Un attachement qui n’a nullement empêché le groupe de se développer très loin de ses bases, avec des usines en Europe (Allemagne, Italie, Espagne), en Chine, au Japon, en Russie, en Turquie, au Brésil, aux Etats-Unis et, depuis cet été, en Corée.
Beaucoup la connaissent comme celle “qui a inventé le bouton pression”. Elle s’est effectivement développée, dès le XIXème siècle, en fournissant ce système de fixation aux gantiers grenoblois puis, plus généralement, à l’industrie textile. Mais elle a fabriqué en 1999 ses derniers exemplaires, contrainte d’abandonner la partie face à la concurrence des produits étrangers à bas coût.

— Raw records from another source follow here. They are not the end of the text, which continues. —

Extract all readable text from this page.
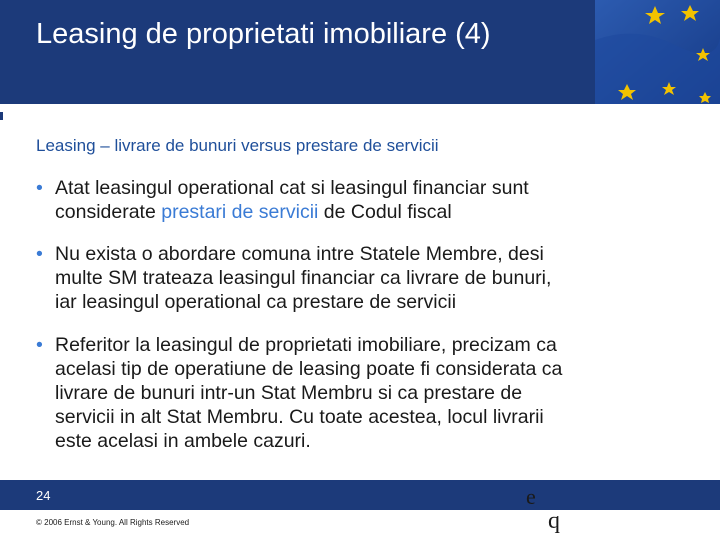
Leasing de proprietati imobiliare (4)
Leasing – livrare de bunuri versus prestare de servicii
• Atat leasingul operational cat si leasingul financiar sunt
considerate prestari de servicii de Codul fiscal
• Nu exista o abordare comuna intre Statele Membre, desi
multe SM trateaza leasingul financiar ca livrare de bunuri,
iar leasingul operational ca prestare de servicii
• Referitor la leasingul de proprietati imobiliare, precizam ca
acelasi tip de operatiune de leasing poate fi considerata ca
livrare de bunuri intr-un Stat Membru si ca prestare de
servicii in alt Stat Membru. Cu toate acestea, locul livrarii
este acelasi in ambele cazuri.
24
© 2006 Ernst & Young. All Rights Reserved
e
q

Depuis longtemps, elle avait cependant muté vers d’autres horizons : le secteur automobile surtout, auquel elle fournit des systèmes complexes de clipsage, fermeture et autres raccords intégrés aux tableaux de bord, airbags ou connecteurs de fluides. “Dans une voiture, on peut compter plus de 2 000 fixations, en métal et en plastique. Sur les marques pour lesquelles nous travaillons, nous en fournissons en moyenne 600”, explique son président, Antoine Raymond, tout en précisant : “Le coût d’une fixation, c’est 20 % de produit mais 80 % d’études, d’ingénierie et de process. Il faut penser à son ergonomie, à la rapidité et la simplification de son assemblage, à sa tenue dans le temps, etc.”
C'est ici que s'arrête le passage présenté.